I did everything exactly like you described it. I also just copied you scheduler-policy-config.yaml. Passing a GPU to a container works with the default nvidia-device-plugin (which I did uninstall like mentioned in the install guide). Unfortunately these errors don't say a lot... Do I need to run a different image?

jeffguorg commented 2 years ago

@noranraskin try kubectl logs -n kube-system kube-scheduler-k8s-master what does kube-scheduler complaint? does it recognize the config? is it capable of connect to gpushare?

noranraskin commented 2 years ago

'Error: unknown flag: --config-file' I am running kubernetes v1.23.3 though, setup using kubeadm. Could I be missing some api extensions? And if yes how can I check this?

jeffguorg commented 2 years ago

@noranraskin sorry it might be my fault. It should be --config. The steps above have been updated

noranraskin commented 2 years ago

That fixed it! Cheers mate

jonn-yan commented 2 years ago

This configuration cannot be applied to k3s v1.23.5+k3s1 version, apply error : error: unable to recognize "scheduler-policy-config.yaml": no matches for kind "KubeSchedulerConfiguration" in version "kubescheduler.config.k8s.io/v1beta2"

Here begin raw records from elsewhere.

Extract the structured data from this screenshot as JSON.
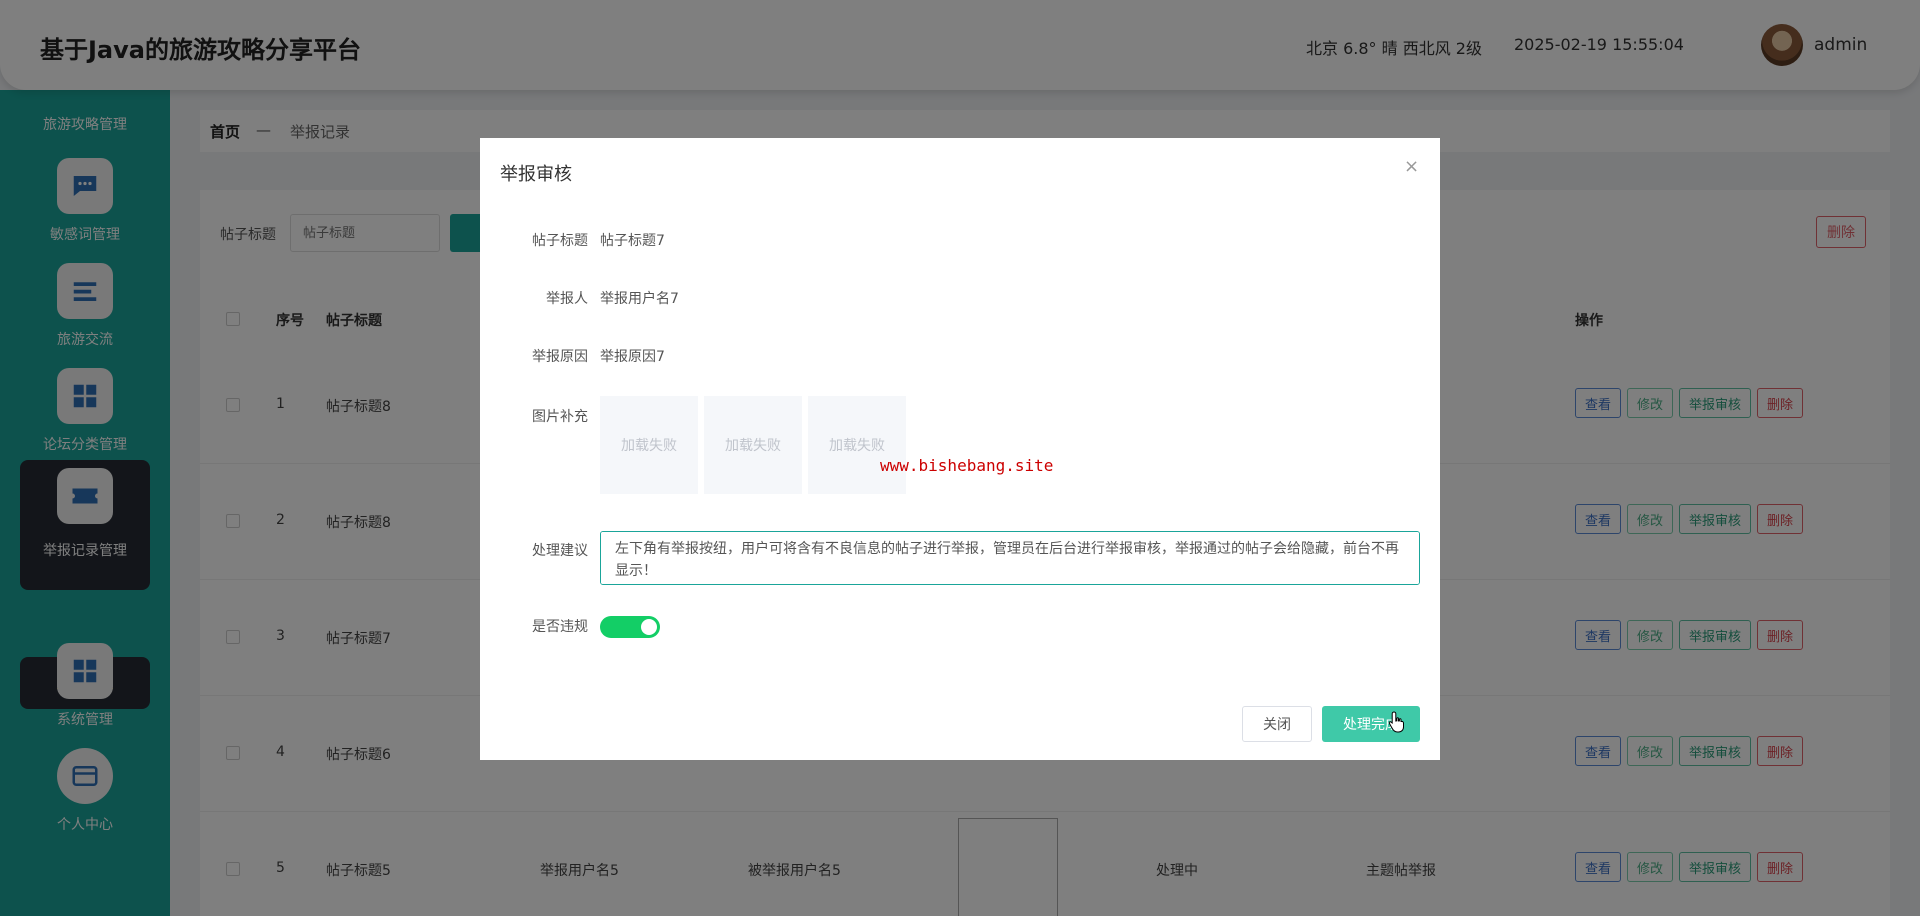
{
  "header": {
    "title": "基于Java的旅游攻略分享平台",
    "weather": "北京  6.8°  晴  西北风  2级",
    "datetime": "2025-02-19 15:55:04",
    "username": "admin"
  },
  "sidebar": {
    "top_label": "旅游攻略管理",
    "items": [
      {
        "label": "敏感词管理",
        "icon": "chat-icon"
      },
      {
        "label": "旅游交流",
        "icon": "list-icon"
      },
      {
        "label": "论坛分类管理",
        "icon": "grid-icon"
      },
      {
        "label": "举报记录管理",
        "icon": "ticket-icon"
      },
      {
        "label": "系统管理",
        "icon": "grid-icon"
      },
      {
        "label": "个人中心",
        "icon": "card-icon"
      }
    ],
    "sub_item": "举报记录"
  },
  "breadcrumb": {
    "home": "首页",
    "separator": "—",
    "current": "举报记录"
  },
  "toolbar": {
    "search_label": "帖子标题",
    "search_placeholder": "帖子标题",
    "delete_label": "删除"
  },
  "table": {
    "headers": {
      "index": "序号",
      "post_title": "帖子标题",
      "actions": "操作"
    },
    "rows": [
      {
        "index": "1",
        "title": "帖子标题8",
        "reporter": "",
        "reported": "",
        "status": "",
        "type": ""
      },
      {
        "index": "2",
        "title": "帖子标题8",
        "reporter": "",
        "reported": "",
        "status": "",
        "type": ""
      },
      {
        "index": "3",
        "title": "帖子标题7",
        "reporter": "",
        "reported": "",
        "status": "",
        "type": ""
      },
      {
        "index": "4",
        "title": "帖子标题6",
        "reporter": "",
        "reported": "",
        "status": "",
        "type": ""
      },
      {
        "index": "5",
        "title": "帖子标题5",
        "reporter": "举报用户名5",
        "reported": "被举报用户名5",
        "status": "处理中",
        "type": "主题帖举报"
      }
    ],
    "actions": {
      "view": "查看",
      "edit": "修改",
      "audit": "举报审核",
      "delete": "删除"
    }
  },
  "dialog": {
    "title": "举报审核",
    "close_icon": "×",
    "fields": {
      "post_title_label": "帖子标题",
      "post_title_value": "帖子标题7",
      "reporter_label": "举报人",
      "reporter_value": "举报用户名7",
      "reason_label": "举报原因",
      "reason_value": "举报原因7",
      "images_label": "图片补充",
      "image_placeholder": "加载失败",
      "suggestion_label": "处理建议",
      "suggestion_value": "左下角有举报按纽，用户可将含有不良信息的帖子进行举报，管理员在后台进行举报审核，举报通过的帖子会给隐藏，前台不再显示！",
      "violation_label": "是否违规",
      "violation_on": true
    },
    "buttons": {
      "close": "关闭",
      "done": "处理完成"
    },
    "watermark": "www.bishebang.site"
  },
  "colors": {
    "accent": "#1aa59a",
    "toggle_on": "#13ce66",
    "primary_button": "#3fc9a8",
    "danger": "#e0636b"
  }
}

please help me ! This is my scheduler-policy-config.yaml :

apiVersion: kubescheduler.config.k8s.io/v1beta2
kind: KubeSchedulerConfiguration
clientConnection:
  kubeconfig: /var/lib/rancher/k3s/server/cred/scheduler.kubeconfig
extenders:
- urlPrefix: "http://127.0.0.1:32766/gpushare-scheduler"
  filterVerb: filter
  bindVerb: bind
  enableHTTPS: false
  nodeCacheCapable: true
  managedResources:
  - name: aliyun.com/gpu-mem
    ignoredByScheduler: false
  ignorable: false

In the k3s v1.20 version, I used the following configuration, which can run normally, but not now.

ExecStart=/usr/local/bin/k3s \
    server \
    --kube-scheduler-arg="v=99" \
    --kube-scheduler-arg="policy-config-file=/etc/kubernetes/scheduler-policy-config.json" \
    --kube-scheduler-arg="leader-elect=true"

This is my scheduler-policy-config.json :

{
  "kind": "Policy",
  "apiVersion": "v1",
  "extenders": [
    {
      "urlPrefix": "http://127.0.0.1:32766/gpushare-scheduler",
      "filterVerb": "filter",
      "bindVerb":   "bind",
      "enableHttps": false,
      "nodeCacheCapable": true,
      "managedResources": [
        {
          "name": "aliyun.com/gpu-mem",
          "ignoredByScheduler": false
        }
      ],
      "ignorable": false
    }
  ]
}
jeffguorg commented 2 years ago

@jonn-yan Hi, I'm not sure if this is compatible with k3s 1.23. I assume it is.

This file is used as a configuration file, replacing the former json configuration file. It's not an API resource to apply. Thus you should

不大确定是不是和k3s兼容,就假设它兼容吧。

这是一个配置文件,主要是替换掉了之前的json配置文件,不是用来apply的。也就是说你得:

jonn-yan commented 2 years ago

@jeffguorg Thank you very much, I verified no problem .